その上で、どのような仕事でも、楽しくなければ続けられないものです。私自身も、もっと海外に出て、途上国を含むさまざまな国のリアルに触れたい。そして、そこで得た経験を子どもたちに伝える方法をさらに工夫していきたいです。子どもたちが未知の世界や知らないことに対してアンテナを立て、価値観の違いを受け入れる柔軟性を育てられるよう、国際理解を現場で体験できる機会を提供していきたい。グローバル社会で生き抜く力、そして世界で活躍できる力を育むために、私のやり方で、楽しみながら教育に取り組んでいきます。
実際の経験という重みが、生徒たちが「自分事」として考えることに繋がる
生徒の成長を感じる喜びこそが教員の醍醐味
――これから教師になりたい人、特に他の職業から教員を目指したい方や、私学で働いてみたいという人へのメッセージをお願いします。
香渡先生 もし「どうしようかな」と悩んでいるなら、まず一歩踏み出してやってみたらよいと思います。

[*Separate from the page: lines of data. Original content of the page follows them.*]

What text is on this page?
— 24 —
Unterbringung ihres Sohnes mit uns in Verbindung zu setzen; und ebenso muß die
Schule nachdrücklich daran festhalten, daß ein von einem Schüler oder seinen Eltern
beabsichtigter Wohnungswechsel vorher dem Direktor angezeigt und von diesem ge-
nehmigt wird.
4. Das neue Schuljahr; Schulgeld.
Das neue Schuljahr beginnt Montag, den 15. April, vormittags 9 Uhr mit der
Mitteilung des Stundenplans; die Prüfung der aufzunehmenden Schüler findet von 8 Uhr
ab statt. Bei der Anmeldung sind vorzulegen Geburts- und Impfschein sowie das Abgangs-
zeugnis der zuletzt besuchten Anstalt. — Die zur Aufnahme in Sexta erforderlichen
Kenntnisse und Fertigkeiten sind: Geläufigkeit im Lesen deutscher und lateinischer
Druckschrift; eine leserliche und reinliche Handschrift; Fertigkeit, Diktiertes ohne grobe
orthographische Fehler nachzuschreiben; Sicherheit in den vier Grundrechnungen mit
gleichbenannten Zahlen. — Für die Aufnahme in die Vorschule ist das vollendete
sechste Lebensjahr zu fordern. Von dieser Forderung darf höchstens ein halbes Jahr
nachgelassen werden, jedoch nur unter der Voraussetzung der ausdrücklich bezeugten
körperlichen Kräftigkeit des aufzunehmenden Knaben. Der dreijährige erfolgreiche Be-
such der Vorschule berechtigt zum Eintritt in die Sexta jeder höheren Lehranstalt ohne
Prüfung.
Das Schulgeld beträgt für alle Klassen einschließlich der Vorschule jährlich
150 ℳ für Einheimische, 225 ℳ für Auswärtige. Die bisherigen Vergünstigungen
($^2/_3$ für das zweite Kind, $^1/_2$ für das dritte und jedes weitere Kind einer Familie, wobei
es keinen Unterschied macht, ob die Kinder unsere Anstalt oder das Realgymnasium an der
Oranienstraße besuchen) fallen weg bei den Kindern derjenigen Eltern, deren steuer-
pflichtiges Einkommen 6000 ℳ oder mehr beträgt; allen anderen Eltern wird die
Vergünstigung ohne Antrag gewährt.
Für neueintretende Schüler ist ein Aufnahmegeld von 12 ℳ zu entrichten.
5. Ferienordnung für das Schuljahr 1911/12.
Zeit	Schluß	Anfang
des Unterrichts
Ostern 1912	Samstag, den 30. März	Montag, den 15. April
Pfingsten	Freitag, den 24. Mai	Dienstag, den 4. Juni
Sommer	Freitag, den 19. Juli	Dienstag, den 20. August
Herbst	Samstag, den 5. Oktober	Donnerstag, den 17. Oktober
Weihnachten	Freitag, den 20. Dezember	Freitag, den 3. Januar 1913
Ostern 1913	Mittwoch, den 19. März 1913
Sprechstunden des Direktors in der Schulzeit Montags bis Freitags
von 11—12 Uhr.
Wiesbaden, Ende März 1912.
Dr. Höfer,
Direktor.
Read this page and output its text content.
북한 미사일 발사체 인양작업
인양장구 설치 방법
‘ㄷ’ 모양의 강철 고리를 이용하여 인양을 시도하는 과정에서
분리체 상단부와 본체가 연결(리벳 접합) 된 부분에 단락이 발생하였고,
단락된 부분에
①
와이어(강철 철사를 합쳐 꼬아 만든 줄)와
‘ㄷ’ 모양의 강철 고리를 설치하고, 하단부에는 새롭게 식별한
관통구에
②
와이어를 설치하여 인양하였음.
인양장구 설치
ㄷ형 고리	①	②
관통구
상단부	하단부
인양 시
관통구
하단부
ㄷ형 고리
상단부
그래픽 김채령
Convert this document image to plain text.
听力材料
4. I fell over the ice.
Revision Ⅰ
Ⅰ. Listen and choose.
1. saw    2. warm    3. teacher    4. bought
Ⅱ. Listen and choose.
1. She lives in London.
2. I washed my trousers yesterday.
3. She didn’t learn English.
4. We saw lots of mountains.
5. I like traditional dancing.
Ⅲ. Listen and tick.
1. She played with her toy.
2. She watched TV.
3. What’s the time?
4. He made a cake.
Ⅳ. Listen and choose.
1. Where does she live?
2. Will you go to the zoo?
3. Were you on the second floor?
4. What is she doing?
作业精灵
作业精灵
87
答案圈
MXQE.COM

怖さや不安を感じることに意味はありません。そんな時間はもったいない! ぜひ、生徒と一緒に時間を過ごしてみてください。教員として生徒の成長を感じられることこそが、教育の醍醐味です。これは教育現場でしか得られない貴重な体験です。もちろん大変なこともありますが、それに見合う価値は計り知れないほど大きいものです。